🚨 Japan's most aggressive interest rate hike in thirty years has landed, but Bitcoin hasn't crashed; instead, it has risen! Why?
Looking back at history, this truly is a "nuclear bomb": after the last three interest rate hikes in Japan, Bitcoin fell by 20%-30% within more than a month. The core logic is the reversal of "yen carry trades" — global institutions are forced to sell assets to buy back yen to pay off debts. $BTC $ETH $ZEC
💥 But this time, the market script has changed! After the interest rate hike, Bitcoin didn't fall but rose, and there are three reasons:
1. Expectations fulfilled: Panic had already been released before the resolution, "bad news is fully priced in."
2. Yen not strong: The yen exchange rate remains weak, and arbitrageurs do not have urgent liquidation pressure.

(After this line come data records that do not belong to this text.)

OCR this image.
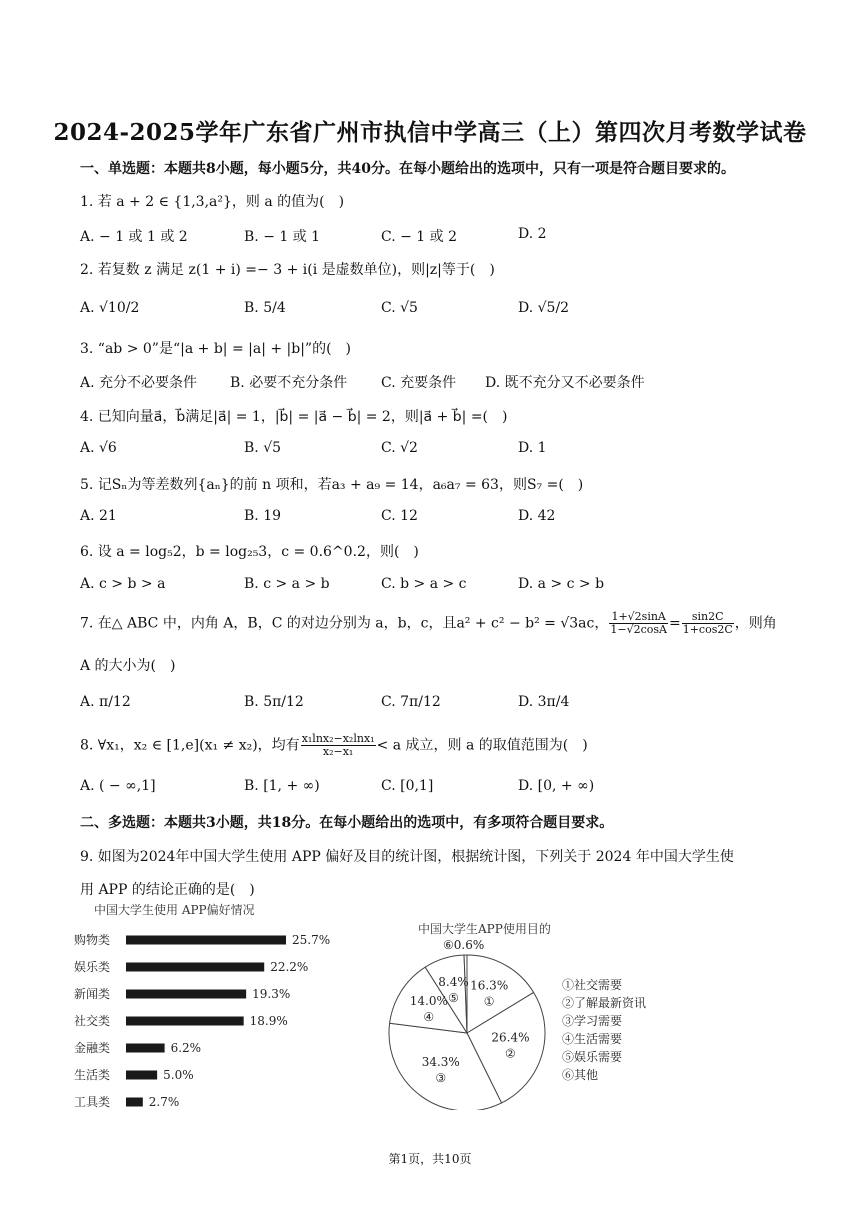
2024-2025学年广东省广州市执信中学高三（上）第四次月考数学试卷
一、单选题：本题共8小题，每小题5分，共40分。在每小题给出的选项中，只有一项是符合题目要求的。
1. 若 a + 2 ∈ {1,3,a²}，则 a 的值为(　)
A. − 1 或 1 或 2	B. − 1 或 1	C. − 1 或 2	D. 2
2. 若复数 z 满足 z(1 + i) =− 3 + i(i 是虚数单位)，则|z|等于(　)
A. √10/2	B. 5/4	C. √5	D. √5/2
3. “ab > 0”是“|a + b| = |a| + |b|”的(　)
A. 充分不必要条件 B. 必要不充分条件 C. 充要条件 D. 既不充分又不必要条件
4. 已知向量a⃗，b⃗满足|a⃗| = 1，|b⃗| = |a⃗ − b⃗| = 2，则|a⃗ + b⃗| =(　)
A. √6	B. √5	C. √2	D. 1
5. 记Sₙ为等差数列{aₙ}的前 n 项和，若a₃ + a₉ = 14，a₆a₇ = 63，则S₇ =(　)
A. 21	B. 19	C. 12	D. 42
6. 设 a = log₅2，b = log₂₅3，c = 0.6^0.2，则(　)
A. c > b > a	B. c > a > b	C. b > a > c	D. a > c > b
7. 在△ ABC 中，内角 A，B，C 的对边分别为 a，b，c，且a² + c² − b² = √3ac， $\frac{1+√2\sin A}{1-√2\cos A} = \frac{\sin 2C}{1+\cos 2C}$ ，则角
A 的大小为(　)
A. π/12	B. 5π/12	C. 7π/12	D. 3π/4
8. ∀x₁，x₂ ∈ [1,e](x₁ ≠ x₂)，均有 $\frac{\text{x₁lnx₂−x₂lnx₁}}{\text{x₂−x₁}} < a$ 成立，则 a 的取值范围为(　)
A. ( − ∞,1]	B. [1, + ∞)	C. [0,1]	D. [0, + ∞)
二、多选题：本题共3小题，共18分。在每小题给出的选项中，有多项符合题目要求。
9. 如图为2024年中国大学生使用 APP 偏好及目的统计图，根据统计图，下列关于 2024 年中国大学生使
用 APP 的结论正确的是(　)
中国大学生使用 APP偏好情况
购物类	25.7%
娱乐类	22.2%
新闻类	19.3%
社交类	18.9%
金融类	6.2%
生活类	5.0%
工具类	2.7%
中国大学生APP使用目的
16.3%
①
26.4%
②
34.3%
③
14.0%
④
8.4%
⑤
⑥0.6%
①社交需要
②了解最新资讯
③学习需要
④生活需要
⑤娱乐需要
⑥其他
第1页，共10页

3. Substantial remains loose: Japan's real interest rate is still negative, and the accommodative environment has not fundamentally changed.
‼️ The alarm has not been lifted! The real risks have been delayed, not disappeared. In the future, keep a close eye on two major signals: #日本加息
· Yen trend: If it appreciates significantly (such as breaking 150), it may still trigger a trillion-dollar liquidation wave. #加密市场观察
· Central bank rhetoric: Does the governor hint at consecutive interest rate hikes in 2026?
💎 Our strategy: #巨鲸动向
In the game between "short-term bad news fully priced in" and "long-term tightening shadow," we must remain vigilant. Avoid high leverage and pay attention to key support levels for BTC. In the long run, the divergence in monetary policies between Japan and the U.S. highlights Bitcoin's unique value as a non-sovereign safe haven. At the same time, capital will also seek high-elasticity opportunities in ecosystems like Ethereum, such as those with top community consensus assets.
👇 What do you think?
Is this a "false alarm" or the "calm before the storm"?
Do you think Bitcoin can completely break free from the "interest rate curse"?